In April 2024, filmmaker Billy Corben was driving around Savannah, Georgia, with erstwhile Food Network queen Paula Deen and her two sons, Bobby and Jamie, when he asked Bobby an important question.
“At the end of our drive, I said, ‘Bobby, what do you think? Do you think you guys should be making a documentary?'” Corben recalled to Business Insider. “And he goes, ‘Aw, finally somebody asks me! No. I do not think we should.”
Deen’s rise and fall are undeniably compelling. Deen captivated the nation with her approachable persona and comforting, butter-heavy take on Southern cooking on the Food Network in the 2000s and 2010s. But when it was revealed in 2013 that she had admitted in a deposition to using a racial slur, she quickly fell out of favor with the public: she was fired by the Food Network and lost numerous brand deals.
Now, 12 years later, Corben thought it might be time for another look at Deen’s legacy, and was hoping for the Deens’ blessings. Though Bobby’s denial started off as a hurdle to his plans, the conversation quickly turned into a therapy session as Bobby vented, Paula sobbed, and Jamie tried to be peacemaker.
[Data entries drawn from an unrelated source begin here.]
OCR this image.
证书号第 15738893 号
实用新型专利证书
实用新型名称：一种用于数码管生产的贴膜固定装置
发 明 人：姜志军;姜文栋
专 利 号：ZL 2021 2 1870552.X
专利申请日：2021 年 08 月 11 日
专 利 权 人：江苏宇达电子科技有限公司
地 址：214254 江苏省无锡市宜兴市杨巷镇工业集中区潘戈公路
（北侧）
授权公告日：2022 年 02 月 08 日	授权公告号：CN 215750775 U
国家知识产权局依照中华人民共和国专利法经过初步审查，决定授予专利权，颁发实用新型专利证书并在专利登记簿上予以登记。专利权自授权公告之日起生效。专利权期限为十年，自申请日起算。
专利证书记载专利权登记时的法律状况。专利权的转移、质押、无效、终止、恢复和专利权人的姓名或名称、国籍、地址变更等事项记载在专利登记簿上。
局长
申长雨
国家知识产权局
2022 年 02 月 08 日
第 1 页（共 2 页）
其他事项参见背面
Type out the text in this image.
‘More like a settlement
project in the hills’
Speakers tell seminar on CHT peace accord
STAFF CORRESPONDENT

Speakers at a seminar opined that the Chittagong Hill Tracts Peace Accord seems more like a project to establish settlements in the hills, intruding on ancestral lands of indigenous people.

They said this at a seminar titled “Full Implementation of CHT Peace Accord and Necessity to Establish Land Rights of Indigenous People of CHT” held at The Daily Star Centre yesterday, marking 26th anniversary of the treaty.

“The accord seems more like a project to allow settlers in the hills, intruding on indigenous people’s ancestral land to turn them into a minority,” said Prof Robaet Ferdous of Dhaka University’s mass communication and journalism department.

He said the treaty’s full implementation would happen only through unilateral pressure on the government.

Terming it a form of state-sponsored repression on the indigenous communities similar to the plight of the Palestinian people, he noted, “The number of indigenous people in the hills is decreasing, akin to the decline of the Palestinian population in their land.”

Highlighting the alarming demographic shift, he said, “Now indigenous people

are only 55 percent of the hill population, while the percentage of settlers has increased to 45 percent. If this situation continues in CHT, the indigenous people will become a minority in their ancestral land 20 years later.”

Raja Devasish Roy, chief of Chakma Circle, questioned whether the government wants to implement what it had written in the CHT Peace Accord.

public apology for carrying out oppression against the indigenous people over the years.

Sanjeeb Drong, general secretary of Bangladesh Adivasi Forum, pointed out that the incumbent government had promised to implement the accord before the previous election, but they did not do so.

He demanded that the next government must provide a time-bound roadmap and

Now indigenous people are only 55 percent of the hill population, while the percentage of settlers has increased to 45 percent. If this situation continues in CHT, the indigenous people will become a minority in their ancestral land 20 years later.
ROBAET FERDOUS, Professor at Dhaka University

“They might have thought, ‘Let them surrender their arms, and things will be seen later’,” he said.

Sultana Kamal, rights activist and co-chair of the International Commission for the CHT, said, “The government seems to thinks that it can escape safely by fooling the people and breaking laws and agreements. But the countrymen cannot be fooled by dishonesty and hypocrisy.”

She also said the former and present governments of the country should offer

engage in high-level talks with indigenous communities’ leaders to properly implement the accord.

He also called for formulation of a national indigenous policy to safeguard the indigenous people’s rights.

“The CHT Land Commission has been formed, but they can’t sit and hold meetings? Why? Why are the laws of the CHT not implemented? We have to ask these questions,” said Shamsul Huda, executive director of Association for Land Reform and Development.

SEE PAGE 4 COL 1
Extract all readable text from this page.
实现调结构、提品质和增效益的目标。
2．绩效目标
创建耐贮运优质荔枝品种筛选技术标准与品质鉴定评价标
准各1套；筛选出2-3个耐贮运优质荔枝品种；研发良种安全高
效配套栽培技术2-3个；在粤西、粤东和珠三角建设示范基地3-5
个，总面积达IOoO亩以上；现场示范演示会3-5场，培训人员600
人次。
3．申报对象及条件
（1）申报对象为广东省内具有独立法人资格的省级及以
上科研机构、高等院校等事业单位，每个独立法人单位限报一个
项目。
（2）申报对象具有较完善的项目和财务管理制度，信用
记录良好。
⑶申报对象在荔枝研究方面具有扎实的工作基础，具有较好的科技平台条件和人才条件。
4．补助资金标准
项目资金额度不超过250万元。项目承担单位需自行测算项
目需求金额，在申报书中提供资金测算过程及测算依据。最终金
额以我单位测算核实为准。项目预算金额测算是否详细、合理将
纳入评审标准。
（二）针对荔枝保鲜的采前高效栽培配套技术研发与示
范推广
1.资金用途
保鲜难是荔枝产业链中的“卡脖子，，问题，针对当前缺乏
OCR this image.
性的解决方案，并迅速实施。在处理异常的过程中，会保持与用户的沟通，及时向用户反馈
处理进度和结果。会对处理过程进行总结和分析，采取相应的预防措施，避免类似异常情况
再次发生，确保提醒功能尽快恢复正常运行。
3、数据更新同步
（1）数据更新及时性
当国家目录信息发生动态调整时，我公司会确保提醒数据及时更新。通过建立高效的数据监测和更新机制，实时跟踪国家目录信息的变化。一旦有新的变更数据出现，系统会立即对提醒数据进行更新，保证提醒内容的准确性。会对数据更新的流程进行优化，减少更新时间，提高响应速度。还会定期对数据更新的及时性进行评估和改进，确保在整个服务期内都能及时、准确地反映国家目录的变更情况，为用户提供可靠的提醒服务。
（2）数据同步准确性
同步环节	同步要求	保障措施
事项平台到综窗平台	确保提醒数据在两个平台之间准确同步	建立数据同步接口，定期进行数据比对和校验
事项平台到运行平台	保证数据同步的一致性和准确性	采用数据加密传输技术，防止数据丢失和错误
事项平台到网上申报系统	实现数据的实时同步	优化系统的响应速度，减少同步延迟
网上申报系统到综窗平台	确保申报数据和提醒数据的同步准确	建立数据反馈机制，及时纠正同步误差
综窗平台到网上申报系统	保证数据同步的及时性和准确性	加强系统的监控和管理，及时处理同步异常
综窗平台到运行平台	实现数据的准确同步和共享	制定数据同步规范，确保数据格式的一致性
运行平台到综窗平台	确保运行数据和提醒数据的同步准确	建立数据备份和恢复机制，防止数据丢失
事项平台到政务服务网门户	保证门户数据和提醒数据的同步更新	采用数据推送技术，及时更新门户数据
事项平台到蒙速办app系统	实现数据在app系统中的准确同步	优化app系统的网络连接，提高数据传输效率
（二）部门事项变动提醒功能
The scene convinced Corben that he simply had to push forward.
“For the next 20 minutes, it was the greatest documentary I’ve never made,” Corden told BI while in the midst of putting the final touches on the documentary before it has its world premiere at the Toronto International Film Festival on Saturday. “That’s when I decided I wanted to make it.”
John M. Heller/Getty Images
“Canceled: The Paul Deen Story” is an insightful and heartfelt examination of the celebrity chef’s rise and fall. It also brings much-needed context to the controversy.
Corben, best known for his “Cocaine Cowboys” documentary franchise and the popular 2022 Hulu doc “God Forbid,” does this by chronicling Deen’s meteoric rise from a mother of two serving food out of a Best Western to Food Network superstar at the age of 47.
All of that came crashing down in 2013 when one of Deen’s employees filed a racial and sexual discrimination lawsuit. Though the suit was later dismissed, it led to a deposition in which Deen was asked if she’d ever used the N-word, to which she replied, “Yes, of course.” Her response set off a media firestorm and a chain reaction of business losses.
In the documentary, Deen gives context to that answer, saying the last time she used that racial slur was when she was held at gunpoint by a Black man while she was a bank teller in the 1980s. But all that ran in news coverage and the social media outrage that followed was her “Yes” response.
“The headline spread, it didn’t spread the story,” Corben said. “That’s the difference between the doc and what happened in 2013. If you watch the doc and you say she got what she deserved, so be it. If you watch the doc and say she didn’t, so be it. But at least you’ll have an informed opinion.”
Gareth Cattermole/Getty Images
Though documentaries about disgraced public figures often are intended to launch their subjects’ comebacks, Corben said that was never his intention. As his longtime producing partner Alfred Spellman put it, the movie is as much an examination of life during the aughts as it is a look at Deen.
“One of the best compliments we’ve ever gotten is being called cultural anthropologists,” Spellman said. “Lately, with our movies, we’ve liked to go back to the last 10-15 years in American culture and examine how society operates.”
So has Deen seen the movie, and if so, does she like it?
“I have not heard from her,” Corben said, though the movie’s publicist confirmed to Business Insider that Deen and her sons will be attending TIFF.
Since Deen’s empire collapsed, she’s sold her custom-built riverfront estate. Just recently, the restaurant that made her famous, The Lady & Sons, closed its doors. But she’s still doing cooking segments — she showed up on “Fox & Friends” last month — and has a chain of restaurants in the South called Paula Deen’s Family Kitchen.
The way Corben sees it, Deen doesn’t want to return to her early aughts fame; all she wants is for people to hear her side of the story.
“She says it in the doc: ‘I don’t want it to say on my tombstone, here lies the body of a racist,'” Corben said. “She wanted to feel like she spoke her piece.”